Railway Stocks in Focus
Investors interested in benefiting from the government's emphasis on the railway sector should monitor stocks such as:
1. Titagarh Wagons: Make freight wagons and passenger coaches for Indian railways.
2. Texmaco Rail & Engineering: Produce railway freight cars and other important components.
3. Gateway Distriparks: Handle logistics and transportation offering services at rail terminals and container freight stations.
4. Hind Rectifiers: specializes in supplying crucial power semiconductor devices essential for railway electrification projects.
5. L&T Construction: Specialize in railway construction, electrification and signaling.
6. Bharat Heavy Electricals: Manufacture traction motors and transformers needed for railway electrification and modernization.
Other notable mentions include BEML, RVNL, IRFC and Ircon. These companies play crucial roles in various aspects of India’s railway sector from building infrastructure to integrating technology and are likely to benefit from government efforts to improve rail connectivity and efficiency.
Sectorial Outlook
As per the experts, there is the possibility of the government increasing its spending on sectors like power, railways and infrastructure. Looking ahead to the Union Budget 2024, if the government maintains or exceeds the previous year's allocation of ₹10 lakh crore for infrastructure development, it could boost market sentiment. Continued investment in infrastructure is expected to strengthen the Indian economy.
Infrastructure is crucial for economic growth and stocks in this sector such as Larsen & Toubro, Adani Ports and UltraTech Cement are likely to benefit from increased government spending. These companies are well positioned to grow as infrastructure projects expand. Therefore, the continuation or increase in infrastructure investments in the upcoming budget is anticipated to provide a substantial uplift to these companies and the broader market.

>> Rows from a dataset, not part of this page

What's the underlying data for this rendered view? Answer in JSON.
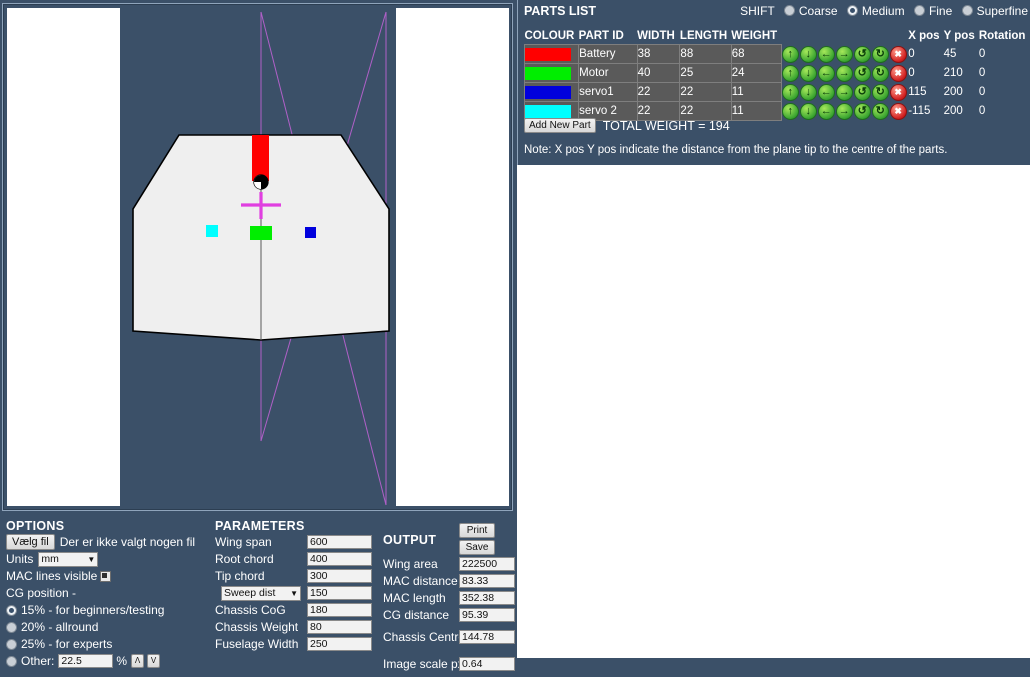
{
  "options": {
    "title": "OPTIONS",
    "file_button": "Vælg fil",
    "file_status": "Der er ikke valgt nogen fil",
    "units_label": "Units",
    "units_value": "mm",
    "mac_lines_label": "MAC lines visible",
    "cg_position_label": "CG position -",
    "cg_choices": [
      {
        "label": "15% - for beginners/testing",
        "selected": true
      },
      {
        "label": "20% - allround",
        "selected": false
      },
      {
        "label": "25% - for experts",
        "selected": false
      }
    ],
    "other_label": "Other:",
    "other_value": "22.5",
    "percent_sign": "%",
    "step_up": "Λ",
    "step_down": "V"
  },
  "parameters": {
    "title": "PARAMETERS",
    "rows": [
      {
        "label": "Wing span",
        "value": "600"
      },
      {
        "label": "Root chord",
        "value": "400"
      },
      {
        "label": "Tip chord",
        "value": "300"
      },
      {
        "label": "Sweep dist",
        "value": "150",
        "is_select": true
      },
      {
        "label": "Chassis CoG",
        "value": "180"
      },
      {
        "label": "Chassis Weight",
        "value": "80"
      },
      {
        "label": "Fuselage Width",
        "value": "250"
      }
    ]
  },
  "output": {
    "title": "OUTPUT",
    "print_label": "Print",
    "save_label": "Save",
    "rows": [
      {
        "label": "Wing area",
        "value": "222500"
      },
      {
        "label": "MAC distance",
        "value": "83.33"
      },
      {
        "label": "MAC length",
        "value": "352.38"
      },
      {
        "label": "CG distance",
        "value": "95.39"
      },
      {
        "label": "Chassis Centroid",
        "value": "144.78"
      },
      {
        "label": "Image scale px/unit",
        "value": "0.64"
      }
    ]
  },
  "parts_panel": {
    "title": "PARTS LIST",
    "shift_label": "SHIFT",
    "shift_options": [
      {
        "label": "Coarse",
        "selected": false
      },
      {
        "label": "Medium",
        "selected": true
      },
      {
        "label": "Fine",
        "selected": false
      },
      {
        "label": "Superfine",
        "selected": false
      }
    ],
    "columns": [
      "COLOUR",
      "PART ID",
      "WIDTH",
      "LENGTH",
      "WEIGHT",
      "X pos",
      "Y pos",
      "Rotation"
    ],
    "rows": [
      {
        "colour": "#ff0000",
        "part_id": "Battery",
        "width": "38",
        "length": "88",
        "weight": "68",
        "x_pos": "0",
        "y_pos": "45",
        "rotation": "0"
      },
      {
        "colour": "#00ee00",
        "part_id": "Motor",
        "width": "40",
        "length": "25",
        "weight": "24",
        "x_pos": "0",
        "y_pos": "210",
        "rotation": "0"
      },
      {
        "colour": "#0000dd",
        "part_id": "servo1",
        "width": "22",
        "length": "22",
        "weight": "11",
        "x_pos": "115",
        "y_pos": "200",
        "rotation": "0"
      },
      {
        "colour": "#00ffff",
        "part_id": "servo 2",
        "width": "22",
        "length": "22",
        "weight": "11",
        "x_pos": "-115",
        "y_pos": "200",
        "rotation": "0"
      }
    ],
    "row_icons": [
      "move-up",
      "move-down",
      "move-left",
      "move-right",
      "rotate-cw",
      "rotate-ccw",
      "delete"
    ],
    "row_icon_glyphs": [
      "⬆",
      "⬇",
      "⬅",
      "➡",
      "↺",
      "↻",
      "✖"
    ],
    "add_part_label": "Add New Part",
    "total_weight": "TOTAL WEIGHT = 194",
    "note": "Note: X pos Y pos indicate the distance from the plane tip to the centre of the parts."
  },
  "canvas": {
    "wing_fill": "#efefef",
    "wing_outline": "#000000",
    "mac_line_colour": "#b060c8",
    "cg_marker_colour": "#e03fe0",
    "centreline_colour": "#5a5a5a",
    "parts": [
      {
        "name": "battery",
        "colour": "#ff0000"
      },
      {
        "name": "motor",
        "colour": "#00ee00"
      },
      {
        "name": "servo1",
        "colour": "#0000dd"
      },
      {
        "name": "servo2",
        "colour": "#00ffff"
      }
    ]
  }
}
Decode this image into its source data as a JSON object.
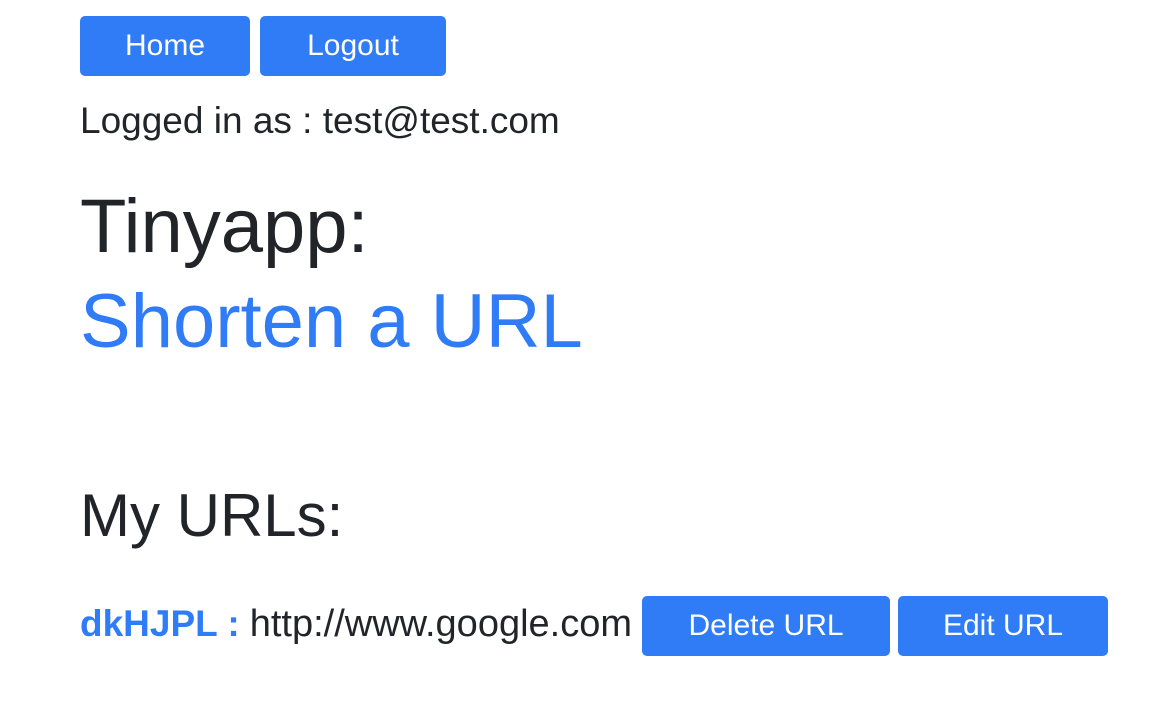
{
  "nav": {
    "home_label": "Home",
    "logout_label": "Logout"
  },
  "user": {
    "logged_in_text": "Logged in as : test@test.com"
  },
  "header": {
    "title": "Tinyapp:",
    "shorten_link": "Shorten a URL"
  },
  "urls": {
    "heading": "My URLs:",
    "items": [
      {
        "short": "dkHJPL :",
        "long": "http://www.google.com",
        "delete_label": "Delete URL",
        "edit_label": "Edit URL"
      }
    ]
  },
  "colors": {
    "accent": "#2f7cf6",
    "text": "#212529",
    "background": "#ffffff"
  }
}
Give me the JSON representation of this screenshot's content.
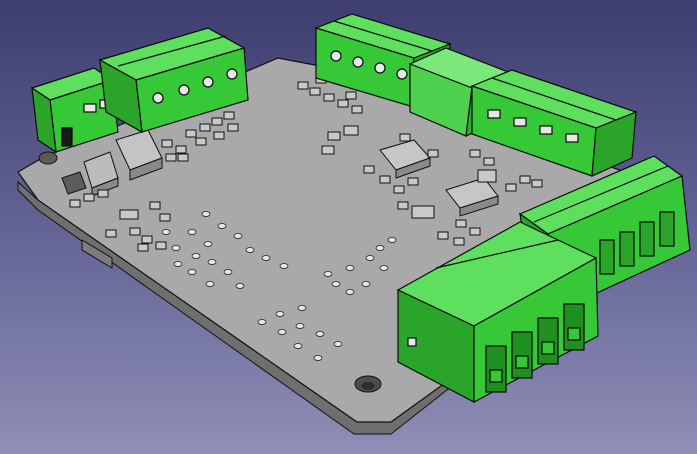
{
  "viewport": {
    "background_top": "#3d3d6e",
    "background_bottom": "#8e8eb6"
  },
  "model": {
    "type": "pcb-assembly",
    "board_color": "#a9a9a9",
    "board_edge_color": "#e2e2e2",
    "component_color": "#c7c7c7",
    "connector_color": "#37c837",
    "connector_dark": "#1f8f1f",
    "connector_light": "#5ee05e"
  }
}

The upcoming Union Budget for 2024 is expected to provide support to the defence sector, aligning with the Make in India initiative that promotes local manufacturing. Over the past few years both the railway and defence sectors have been favored by investors, showing robust growth. The momentum in defence investments is likely to persist with potential increases in orders and budget allocations anticipated in the upcoming budget. This reflects ongoing efforts to bolster Indigenous defence capabilities and stimulate economic growth through strategic investments in key sectors.
Final Words
After the Union Budget of 2024, Indian stock markets are expected to stay positive, assuming there are no negative announcements. If the economy continues to grow strongly without setbacks, the markets should perform well. People are watching for changes in tax rates that could affect investments like Securities Transaction Tax (STT), capital gains taxes and taxes on futures and options (F&O). If these remain stable or favorable, it would be good for the markets. Investors might see some profit taking at times but overall the outlook is positive.
For investments after the budget defense, railways and agro sectors like fertilizers, Infrastructure could offer good opportunities.